INDIANAPOLIS – The Indiana Senate passed a budget Tuesday night that focuses as much on the future as it does on current government spending.
The 38-12 vote sets up a final negotiation on the state’s biennial spending plan between House Republicans, Senate Republicans and GOP Gov. Mike Pence. The 2013 session ends April 29.
All northeast Indiana senators voted for the bill.
“This budget is what I call an opportunity budget. This is an opportunity for Indiana to move forward,” said Sen. Luke Kenley, R-Noblesville. “We are now prepared and in the right fiscal position to go forward and solve some of the problems of the past…and really to plan for the future.”
He especially focused on saving for health care and road costs.
Kenley also said the bill contains an aggressive tax cut agenda, that includes an immediate repeal of the state inheritance tax and a 3 percent cut in the individual income tax.

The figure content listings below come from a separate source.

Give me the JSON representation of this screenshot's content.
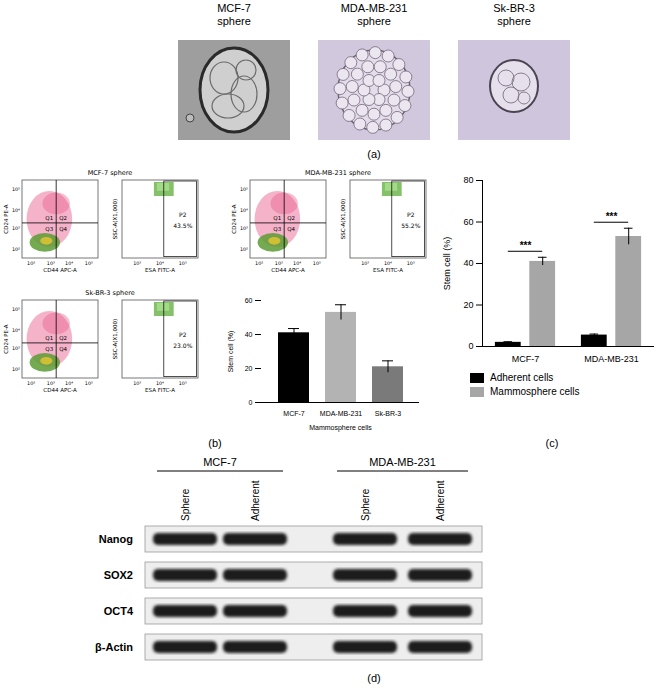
{
  "panel_labels": [
    "(a)",
    "(b)",
    "(c)",
    "(d)"
  ],
  "panel_a": {
    "images": [
      {
        "title": [
          "MCF-7",
          "sphere"
        ]
      },
      {
        "title": [
          "MDA-MB-231",
          "sphere"
        ]
      },
      {
        "title": [
          "Sk-BR-3",
          "sphere"
        ]
      }
    ]
  },
  "panel_b_flow": [
    {
      "title": "MCF-7 sphere",
      "dot_plot": {
        "x_label": "CD44 APC-A",
        "y_label": "CD24 PE-A",
        "quadrants": [
          "Q1",
          "Q2",
          "Q3",
          "Q4"
        ],
        "xticks": [
          "10²",
          "10³",
          "10⁴",
          "10⁵"
        ],
        "yticks": [
          "10²",
          "10³",
          "10⁴",
          "10⁵"
        ]
      },
      "gate_plot": {
        "x_label": "ESA FITC-A",
        "y_label": "SSC-A(X1,000)",
        "xticks": [
          "10³",
          "10⁴",
          "10⁵"
        ],
        "gate": "P2",
        "percent": "43.5%"
      }
    },
    {
      "title": "MDA-MB-231 sphere",
      "dot_plot": {
        "x_label": "CD44 APC-A",
        "y_label": "CD24 PE-A",
        "quadrants": [
          "Q1",
          "Q2",
          "Q3",
          "Q4"
        ],
        "xticks": [
          "10²",
          "10³",
          "10⁴",
          "10⁵"
        ],
        "yticks": [
          "10²",
          "10³",
          "10⁴",
          "10⁵"
        ]
      },
      "gate_plot": {
        "x_label": "ESA FITC-A",
        "y_label": "SSC-A(X1,000)",
        "xticks": [
          "10³",
          "10⁴",
          "10⁵"
        ],
        "gate": "P2",
        "percent": "55.2%"
      }
    },
    {
      "title": "Sk-BR-3 sphere",
      "dot_plot": {
        "x_label": "CD44 APC-A",
        "y_label": "CD24 PE-A",
        "quadrants": [
          "Q1",
          "Q2",
          "Q3",
          "Q4"
        ],
        "xticks": [
          "10²",
          "10³",
          "10⁴",
          "10⁵"
        ],
        "yticks": [
          "10²",
          "10³",
          "10⁴",
          "10⁵"
        ]
      },
      "gate_plot": {
        "x_label": "ESA FITC-A",
        "y_label": "SSC-A(X1,000)",
        "xticks": [
          "10³",
          "10⁴",
          "10⁵"
        ],
        "gate": "P2",
        "percent": "23.0%"
      }
    }
  ],
  "chart_data": [
    {
      "type": "bar",
      "categories": [
        "MCF-7",
        "MDA-MB-231",
        "Sk-BR-3"
      ],
      "values": [
        41,
        53,
        21
      ],
      "errors": [
        2.5,
        4.5,
        3.5
      ],
      "colors": [
        "#000000",
        "#b3b3b3",
        "#7a7a7a"
      ],
      "ylim": [
        0,
        60
      ],
      "yticks": [
        0,
        20,
        40,
        60
      ],
      "y_label": "Stem cell (%)",
      "x_label": "Mammosphere cells"
    },
    {
      "type": "bar",
      "categories": [
        "MCF-7",
        "MDA-MB-231"
      ],
      "series": [
        {
          "name": "Adherent cells",
          "color": "#000000",
          "values": [
            2,
            5.5
          ],
          "errors": [
            0.3,
            0.5
          ]
        },
        {
          "name": "Mammosphere cells",
          "color": "#a6a6a6",
          "values": [
            41,
            53
          ],
          "errors": [
            2,
            4
          ]
        }
      ],
      "ylim": [
        0,
        80
      ],
      "yticks": [
        0,
        20,
        40,
        60,
        80
      ],
      "y_label": "Stem cell (%)",
      "annotations": [
        {
          "category": "MCF-7",
          "text": "***"
        },
        {
          "category": "MDA-MB-231",
          "text": "***"
        }
      ],
      "legend": "bottom"
    }
  ],
  "panel_d": {
    "groups": [
      {
        "name": "MCF-7",
        "lanes": [
          "Sphere",
          "Adherent"
        ]
      },
      {
        "name": "MDA-MB-231",
        "lanes": [
          "Sphere",
          "Adherent"
        ]
      }
    ],
    "rows": [
      "Nanog",
      "SOX2",
      "OCT4",
      "β-Actin"
    ]
  }
}
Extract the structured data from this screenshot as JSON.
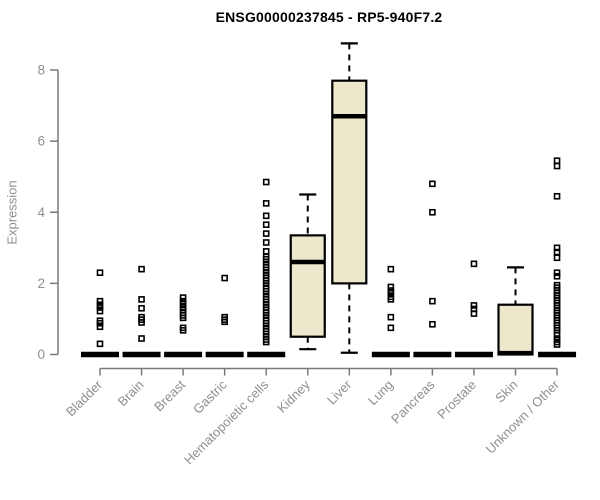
{
  "chart_data": {
    "type": "boxplot",
    "title": "ENSG00000237845 - RP5-940F7.2",
    "ylabel": "Expression",
    "xlabel": "",
    "yticks": [
      0,
      2,
      4,
      6,
      8
    ],
    "ylim": [
      0,
      8.9
    ],
    "grid": false,
    "legend": false,
    "categories": [
      "Bladder",
      "Brain",
      "Breast",
      "Gastric",
      "Hematopoietic cells",
      "Kidney",
      "Liver",
      "Lung",
      "Pancreas",
      "Prostate",
      "Skin",
      "Unknown / Other"
    ],
    "boxes": [
      {
        "category": "Bladder",
        "whisker_low": 0,
        "q1": 0,
        "median": 0,
        "q3": 0,
        "whisker_high": 0,
        "outliers": [
          2.3,
          1.5,
          1.4,
          1.32,
          1.22,
          0.95,
          0.88,
          0.78,
          0.3
        ]
      },
      {
        "category": "Brain",
        "whisker_low": 0,
        "q1": 0,
        "median": 0,
        "q3": 0,
        "whisker_high": 0,
        "outliers": [
          2.4,
          1.55,
          1.3,
          1.05,
          0.98,
          0.9,
          0.45
        ]
      },
      {
        "category": "Breast",
        "whisker_low": 0,
        "q1": 0,
        "median": 0,
        "q3": 0,
        "whisker_high": 0,
        "outliers": [
          1.6,
          1.5,
          1.42,
          1.33,
          1.25,
          1.17,
          1.1,
          1.03,
          0.75,
          0.68
        ]
      },
      {
        "category": "Gastric",
        "whisker_low": 0,
        "q1": 0,
        "median": 0,
        "q3": 0,
        "whisker_high": 0,
        "outliers": [
          2.15,
          1.05,
          0.98,
          0.92
        ]
      },
      {
        "category": "Hematopoietic cells",
        "whisker_low": 0,
        "q1": 0,
        "median": 0,
        "q3": 0,
        "whisker_high": 0,
        "outliers": [
          4.85,
          4.25,
          3.9,
          3.65,
          3.4,
          3.15,
          2.9,
          2.75,
          2.68,
          2.6,
          2.52,
          2.45,
          2.38,
          2.3,
          2.22,
          2.15,
          2.08,
          2.0,
          1.92,
          1.85,
          1.78,
          1.7,
          1.62,
          1.55,
          1.48,
          1.4,
          1.32,
          1.25,
          1.18,
          1.1,
          1.02,
          0.95,
          0.88,
          0.8,
          0.72,
          0.65,
          0.58,
          0.5,
          0.42,
          0.35
        ]
      },
      {
        "category": "Kidney",
        "whisker_low": 0.15,
        "q1": 0.5,
        "median": 2.6,
        "q3": 3.35,
        "whisker_high": 4.5,
        "outliers": []
      },
      {
        "category": "Liver",
        "whisker_low": 0.05,
        "q1": 2.0,
        "median": 6.7,
        "q3": 7.7,
        "whisker_high": 8.75,
        "outliers": []
      },
      {
        "category": "Lung",
        "whisker_low": 0,
        "q1": 0,
        "median": 0,
        "q3": 0,
        "whisker_high": 0,
        "outliers": [
          2.4,
          1.9,
          1.8,
          1.72,
          1.62,
          1.55,
          1.05,
          0.75
        ]
      },
      {
        "category": "Pancreas",
        "whisker_low": 0,
        "q1": 0,
        "median": 0,
        "q3": 0,
        "whisker_high": 0,
        "outliers": [
          4.8,
          4.0,
          1.5,
          0.85
        ]
      },
      {
        "category": "Prostate",
        "whisker_low": 0,
        "q1": 0,
        "median": 0,
        "q3": 0,
        "whisker_high": 0,
        "outliers": [
          2.55,
          1.38,
          1.28,
          1.15
        ]
      },
      {
        "category": "Skin",
        "whisker_low": 0,
        "q1": 0,
        "median": 0.04,
        "q3": 1.4,
        "whisker_high": 2.45,
        "outliers": []
      },
      {
        "category": "Unknown / Other",
        "whisker_low": 0,
        "q1": 0,
        "median": 0,
        "q3": 0,
        "whisker_high": 0,
        "outliers": [
          5.45,
          5.3,
          4.45,
          3.0,
          2.88,
          2.72,
          2.3,
          2.2,
          1.95,
          1.88,
          1.8,
          1.73,
          1.66,
          1.59,
          1.52,
          1.45,
          1.38,
          1.31,
          1.24,
          1.17,
          1.1,
          1.03,
          0.96,
          0.89,
          0.82,
          0.75,
          0.68,
          0.55,
          0.45,
          0.35,
          0.28
        ]
      }
    ],
    "colors": {
      "box_fill": "#EDE7CB",
      "box_stroke": "#000000",
      "median": "#000000",
      "outlier": "#000000",
      "zero_bar": "#000000",
      "axis_line": "#7a7a7a",
      "axis_text": "#8f8f8f",
      "title_text": "#000000",
      "background": "#ffffff"
    }
  }
}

Those two moves would provide about $300 million in tax relief annually to Hoosiers.
Pence sought a 10 percent reduction in the income tax while House Republicans had no income tax cut.
“There’s no job creation in this budget bill,” said Sen. Mark Stoops, D-Bloomington. “It’s a failed budget.”
Kenley, though, said the tax relief plan will result in new jobs.
But Sen. Karen Tallian, D-Portage, said “we don’t believe as a matter of principle that tax cuts equal jobs. And we also think until we are ready to fully restore all the K-12 dollars cut in the past four years we don’t agree with the tax cut.”
The budget would give $331 million in new education spending, including a 2 percent increase in operating dollars to schools in the first year and 1 percent increase in the second year.
Tallian also criticized the increasing amount of money expected to be spent on the state’s voucher program. It is estimated up to 15,000 students will receive a voucher to attend a private school using state tax dollars at a cost of $63 million.
Democrats seek a cap on the program.
Overall the Senate budget would spend $29.5 billion over the two years, and has reserves at the end of fiscal year 2015 of $1.5 billion.
The bill also establishes separate health care and transportation accounts to start saving for significant road projects and a possible expansion of state-provided health care insurance to more of Indiana’s poor.
The health care account includes $600 million in money that would otherwise be spent on the state’s Healthy Indiana Plan insurance program, which is set to expire this year without a federal extension.
The budget also sets aside $400 million into a road funding account to be used for major state road projects. This account could be used as a bonding revenue stream in the future.
In addition, Kenley said the budget would send an additional $112 million a year to INDOT and $101 million a year to local roads.
Local units will only receive the increased distribution if they have a local wheel/excise tax. Only 47 counties currently impose this tax, including Allen County.